Background: Mutations in isocitrate dehydrogenase 1 (IDH1) occur in various types of cancer and induce metabolic alterations resulting from the neomorphic activity that causes production of D-2-hydroxyglutarate (D-2-HG) at the expense of α-ketoglutarate (α-KG) and NADPH. To overcome metabolic stress induced by these alterations, IDH-mutated (IDH mut ) cancers utilize rescue mechanisms comprising pathways in which glutaminase and glutamate dehydrogenase (GLUD) are involved. We hypothesized that inhibition of glutamate processing with the pleiotropic GLUD-inhibitor epigallocatechin-3-gallate (EGCG) would not only hamper D-2-HG production, but also decrease NAD(P)H and α-KG synthesis in IDH mut cancers, resulting in increased metabolic stress and increased sensitivity to radiotherapy.
Methods: We performed 13C-tracing studies to show that HCT116 colorectal cancer cells with an IDH1 R132H knock-in allele depend more on glutaminolysis than on glycolysis for the production of D-2-HG. We treated HCT116 cells, HCT116-IDH1 R132H cells, and HT1080 cells (carrying an IDH1 R132C mutation) with EGCG and evaluated D-2-HG production, cell proliferation rates, and sensitivity to radiotherapy.

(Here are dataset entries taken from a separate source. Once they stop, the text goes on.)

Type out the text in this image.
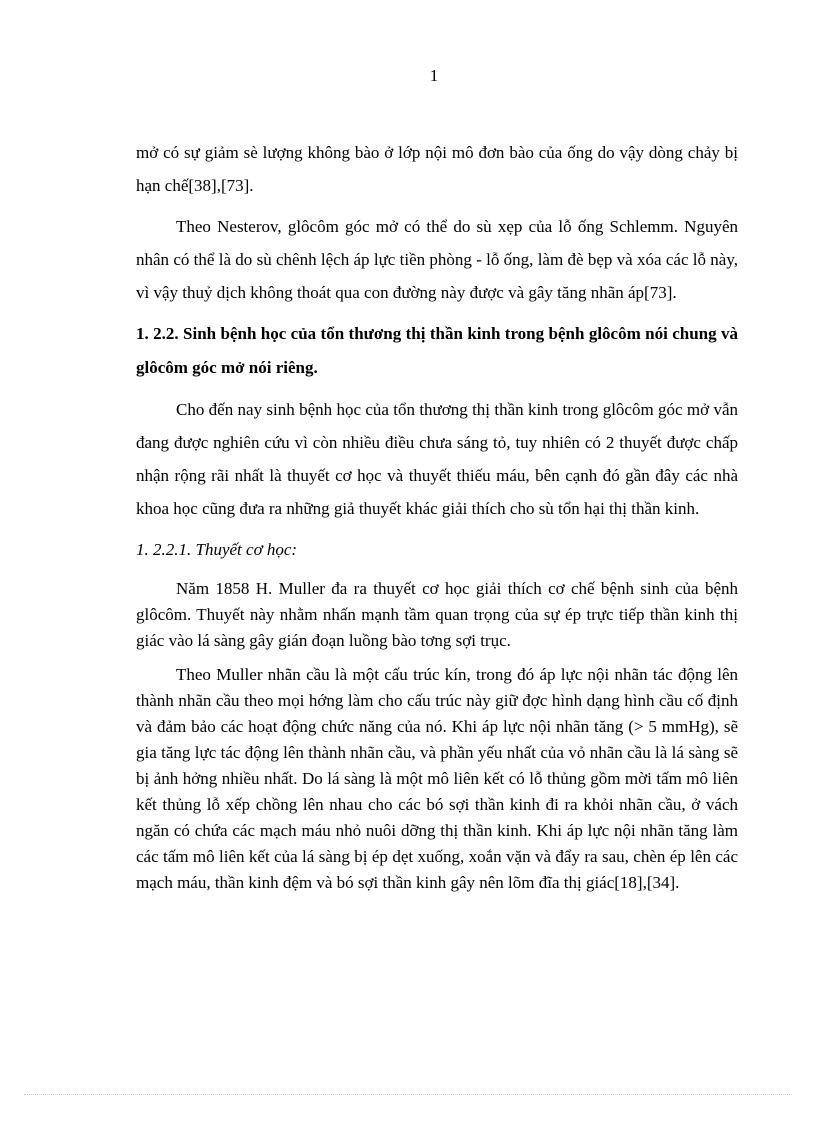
1

mở có sự giảm sè lượng không bào ở lớp nội mô đơn bào của ống do vậy dòng chảy bị hạn chế[38],[73].

Theo Nesterov, glôcôm góc mở có thể do sù xẹp của lỗ ống Schlemm. Nguyên nhân có thể là do sù chênh lệch áp lực tiền phòng - lỗ ống, làm đè bẹp và xóa các lỗ này, vì vậy thuỷ dịch không thoát qua con đường này được và gây tăng nhãn áp[73].

1. 2.2. Sinh bệnh học của tổn thương thị thần kinh trong bệnh glôcôm nói chung và glôcôm góc mở nói riêng.

Cho đến nay sinh bệnh học của tổn thương thị thần kinh trong glôcôm góc mở vẫn đang được nghiên cứu vì còn nhiều điều chưa sáng tỏ, tuy nhiên có 2 thuyết được chấp nhận rộng rãi nhất là thuyết cơ học và thuyết thiếu máu, bên cạnh đó gần đây các nhà khoa học cũng đưa ra những giả thuyết khác giải thích cho sù tổn hại thị thần kinh.

1. 2.2.1. Thuyết cơ học:

Năm 1858 H. Muller đa ra thuyết cơ học giải thích cơ chế bệnh sinh của bệnh glôcôm. Thuyết này nhằm nhấn mạnh tầm quan trọng của sự ép trực tiếp thần kinh thị giác vào lá sàng gây gián đoạn luồng bào tơng sợi trục.

Theo Muller nhãn cầu là một cấu trúc kín, trong đó áp lực nội nhãn tác động lên thành nhãn cầu theo mọi hớng làm cho cấu trúc này giữ đợc hình dạng hình cầu cố định và đảm bảo các hoạt động chức năng của nó. Khi áp lực nội nhãn tăng (> 5 mmHg), sẽ gia tăng lực tác động lên thành nhãn cầu, và phần yếu nhất của vỏ nhãn cầu là lá sàng sẽ bị ảnh hởng nhiều nhất. Do lá sàng là một mô liên kết có lỗ thủng gồm mời tấm mô liên kết thủng lỗ xếp chồng lên nhau cho các bó sợi thần kinh đi ra khỏi nhãn cầu, ở vách ngăn có chứa các mạch máu nhỏ nuôi dỡng thị thần kinh. Khi áp lực nội nhãn tăng làm các tấm mô liên kết của lá sàng bị ép dẹt xuống, xoắn vặn và đẩy ra sau, chèn ép lên các mạch máu, thần kinh đệm và bó sợi thần kinh gây nên lõm đĩa thị giác[18],[34].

Results: Significant amounts of 13C from glutamate accumulate in D-2-HG in HCT116-IDH1 wt/R132H but not in HCT116-IDH1 wt/wt . Preventing glutamate processing in HCT116-IDH1 wt/R132H cells with EGCG resulted in reduction of D-2-HG production. In addition, EGCG treatment decreased proliferation rates of IDH1 mut cells and at high doses sensitized cancer cells to ionizing radiation. Effects of EGCG in IDH-mutated cell lines were diminished by treatment with the IDH1mut inhibitor AGI-5198.
Conclusions: This work shows that glutamate can be directly processed into D-2-HG and that reduction of glutamatolysis may be an effective and promising new treatment option for IDH mut cancers.
Keywords: EGCG; Glutamate; IDH mutations; Metabolism; Radiotherapy.